22 Şubat 2023 - Çarşamba
Yine İçimdeki Sesler
Yine İçimdeki Sesler
Yazar - Dr. Ramazan Canural
Okuma Süresi: 4 dk.
815 okunma
Dr. Ramazan Canural
- Kaç günden beri içimdeki seslere kulak veriyorum. Yine feryat figan durumundalar. Biri öyle diyor, öbürü böyle…
Gelin onları beraber dinleyelim:
BERİKİ SES: Demek ki Türk’ün Türk'ten başka dostları da varmış. Baksana deprem sonrası dünyadaki 88 ülke sür’atle organize olarak 10 binden fazla arama kurtarma görevlisini ülkemize göndermiş.
ÖTEKİ SES: E olacak o kadar tabii. Geçen yıl senin ülken, elde ettiği milli gelire göre, başka ülkelerin başına gelen felaket durumlarında, dünyada en fazla yardım eden ülke seçilmiş.
BERİKİ SES: Canım yardımları sadece ona bağlama şimdi. Her felakette dünyanın birçok ülkesi yardıma koşar zaten. Ha bahsettiğin durum olsa olsa sayıyı artırmıştır.
ÖTEKİ SES: Ben de zaten onu demek istiyordum.
BERİKİ SES: Üstelik sevinilecek durum, sadece dış yardımların çokluğu mu? Neydi öyle, millet olarak tek vücut olmamız, kenetlenmemiz?
AFAD-AHBAP işbirliği, o gece 203 TV ortak yayınında toplanan 115 milyar lira… Ha bak biliyor musun, bu para deprem bölgesinde yapılacak yeni konutların üçte birini yapmaya yetecek bir paraymış.
Yurt dışında çalışan vatandaşlarımızdan toplanan milyarlarca lira da gurur verici… Hele o çocukların kumbaralarını açarak harçlıklarını deprem için yollamaları…
Göz yaşartıcı tablolar…
Ama ne kadar yardım edilse yine azdır.
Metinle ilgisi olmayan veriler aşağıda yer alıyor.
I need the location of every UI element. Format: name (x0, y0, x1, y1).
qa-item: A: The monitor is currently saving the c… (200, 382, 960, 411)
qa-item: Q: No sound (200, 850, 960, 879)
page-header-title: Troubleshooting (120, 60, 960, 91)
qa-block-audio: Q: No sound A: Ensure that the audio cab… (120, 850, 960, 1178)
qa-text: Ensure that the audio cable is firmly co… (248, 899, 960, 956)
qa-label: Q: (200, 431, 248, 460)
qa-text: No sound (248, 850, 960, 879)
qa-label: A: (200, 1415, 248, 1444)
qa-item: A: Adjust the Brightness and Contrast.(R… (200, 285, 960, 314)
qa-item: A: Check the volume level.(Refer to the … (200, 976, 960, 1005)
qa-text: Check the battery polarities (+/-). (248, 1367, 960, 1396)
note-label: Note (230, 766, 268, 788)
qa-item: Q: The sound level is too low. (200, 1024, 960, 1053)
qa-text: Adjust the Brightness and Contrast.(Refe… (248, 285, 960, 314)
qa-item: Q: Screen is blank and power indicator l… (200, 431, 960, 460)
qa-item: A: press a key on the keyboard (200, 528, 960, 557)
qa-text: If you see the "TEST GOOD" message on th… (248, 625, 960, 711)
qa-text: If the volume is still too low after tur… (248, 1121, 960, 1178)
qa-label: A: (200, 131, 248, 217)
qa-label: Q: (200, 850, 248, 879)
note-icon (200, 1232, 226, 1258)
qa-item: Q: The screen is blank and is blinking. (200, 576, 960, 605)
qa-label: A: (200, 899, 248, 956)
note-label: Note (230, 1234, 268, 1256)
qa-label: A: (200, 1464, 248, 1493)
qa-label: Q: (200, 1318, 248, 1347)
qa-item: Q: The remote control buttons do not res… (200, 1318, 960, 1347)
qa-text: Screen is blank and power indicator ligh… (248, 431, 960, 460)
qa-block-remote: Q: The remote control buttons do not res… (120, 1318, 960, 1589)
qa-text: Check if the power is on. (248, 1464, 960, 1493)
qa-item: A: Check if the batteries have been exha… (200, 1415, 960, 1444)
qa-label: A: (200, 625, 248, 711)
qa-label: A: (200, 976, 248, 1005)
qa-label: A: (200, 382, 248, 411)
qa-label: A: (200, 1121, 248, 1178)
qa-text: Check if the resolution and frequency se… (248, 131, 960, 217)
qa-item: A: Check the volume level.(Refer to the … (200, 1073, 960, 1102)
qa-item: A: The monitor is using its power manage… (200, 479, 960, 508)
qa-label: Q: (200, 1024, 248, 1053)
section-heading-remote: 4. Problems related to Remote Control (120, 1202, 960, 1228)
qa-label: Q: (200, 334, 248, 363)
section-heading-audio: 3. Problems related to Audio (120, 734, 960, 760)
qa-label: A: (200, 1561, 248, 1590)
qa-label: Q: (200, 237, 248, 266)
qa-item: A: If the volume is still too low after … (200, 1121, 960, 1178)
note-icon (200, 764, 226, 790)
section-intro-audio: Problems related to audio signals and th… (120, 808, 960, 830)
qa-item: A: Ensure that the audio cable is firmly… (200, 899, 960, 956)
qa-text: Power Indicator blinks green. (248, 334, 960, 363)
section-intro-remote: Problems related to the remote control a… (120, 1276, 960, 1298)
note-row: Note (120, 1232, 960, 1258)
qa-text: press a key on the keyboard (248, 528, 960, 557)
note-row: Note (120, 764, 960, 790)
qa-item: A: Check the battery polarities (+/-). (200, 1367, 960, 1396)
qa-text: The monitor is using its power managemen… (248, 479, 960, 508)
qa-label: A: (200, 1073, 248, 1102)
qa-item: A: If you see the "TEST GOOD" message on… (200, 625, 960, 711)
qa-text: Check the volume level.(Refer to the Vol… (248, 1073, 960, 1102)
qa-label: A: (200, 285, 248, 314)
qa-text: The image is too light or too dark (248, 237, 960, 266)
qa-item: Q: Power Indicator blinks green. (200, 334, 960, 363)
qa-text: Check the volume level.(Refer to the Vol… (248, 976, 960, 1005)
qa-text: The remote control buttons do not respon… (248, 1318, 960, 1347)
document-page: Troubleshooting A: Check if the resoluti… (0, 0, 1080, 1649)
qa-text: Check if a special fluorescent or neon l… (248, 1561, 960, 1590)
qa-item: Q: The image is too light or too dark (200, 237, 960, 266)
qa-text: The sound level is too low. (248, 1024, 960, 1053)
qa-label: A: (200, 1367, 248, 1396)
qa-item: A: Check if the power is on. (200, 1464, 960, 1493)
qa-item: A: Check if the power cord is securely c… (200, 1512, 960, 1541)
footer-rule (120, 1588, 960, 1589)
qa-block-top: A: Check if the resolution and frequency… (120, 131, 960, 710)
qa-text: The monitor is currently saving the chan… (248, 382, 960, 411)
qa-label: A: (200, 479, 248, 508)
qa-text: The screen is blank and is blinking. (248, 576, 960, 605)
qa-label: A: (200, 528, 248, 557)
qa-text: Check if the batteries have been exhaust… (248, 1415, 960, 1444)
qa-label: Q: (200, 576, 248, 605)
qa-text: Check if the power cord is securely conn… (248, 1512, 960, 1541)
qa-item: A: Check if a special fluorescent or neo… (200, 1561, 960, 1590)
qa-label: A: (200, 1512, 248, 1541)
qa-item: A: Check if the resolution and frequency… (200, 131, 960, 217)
Bundan sonra da yardımlar devam etmeli. Ta ki yaralar tam sarılana kadar…
Ve tabii…
Deprem sonrası sadece AFAD, AHBAP da değil… Kızılay, sivil toplum kuruluşları, devletin tüm kurumları, valiler, kaymakamlar, belediye başkanları…
Hele hele gözlerinde bir gram uyku olmaksızın organizasyon için oradan oraya koşuşturan bakanlar!
Sözün özü… topyekün bir millet!
Bütün bunların yanında Sayın Cumhurbaşkanımızın “bir yıl içinde bu 10 şehri yeniden kuracağız,” müjdesi…
Depremden 296 saat sonra bile enkazdan kurtarılan o insanlarımız…
ÖTEKİ SES: Yaşanan olumsuzluklardan bahsetmeyecek misin hiç?
BERİKİ SES: Böylesine büyük bir yıkımda bir sürü olumsuzluk da beklenecekti elbet.
İlk günlerin paniği, deprem olur olmaz hayatını kaybeden on binler, organizasyon eksiklikleri, sosyal medyada umutsuzluk ve olumsuzluk pompalayan, hükümet ve devlet düşmanlığına varan yüzbinlerce paylaşım…(Bunlara hükümet ve devlet düşmanlığından öte bir şey demeli, halk düşmanlığı mı, millet düşmanlığı mı, artık neyse!)
ÖTEKİ SES: Ya depremden siyasi çıkar sağlama çabaları?
BERİKİ SES: Utanç verici!
ÖTEKİ SES: Ya imar afları, ülkenin müteahhit cenneti oluşu, malzemeden çalmalar, üçkağıtlar, hırsızlıklar…
BERİKİ SES: Olmamalı, asla olmamalı…
Ama bu depremde bir şey net olarak ortaya çıkmıştır:
İster TOKİ siteleri olsun, isterse özel sektörün inşa ettiği binalar, farketmiyor. Sağlam yapılan binalar yine dimdik ayaktadır.
İçi geçmiş kocakarı misali makyajla boyanarak kız niyetine satılan “Rönesans” ve benzeri binalar ise yerle bir olmuştur.
Yani sonuçta yine dürüstlük kazanmıştır.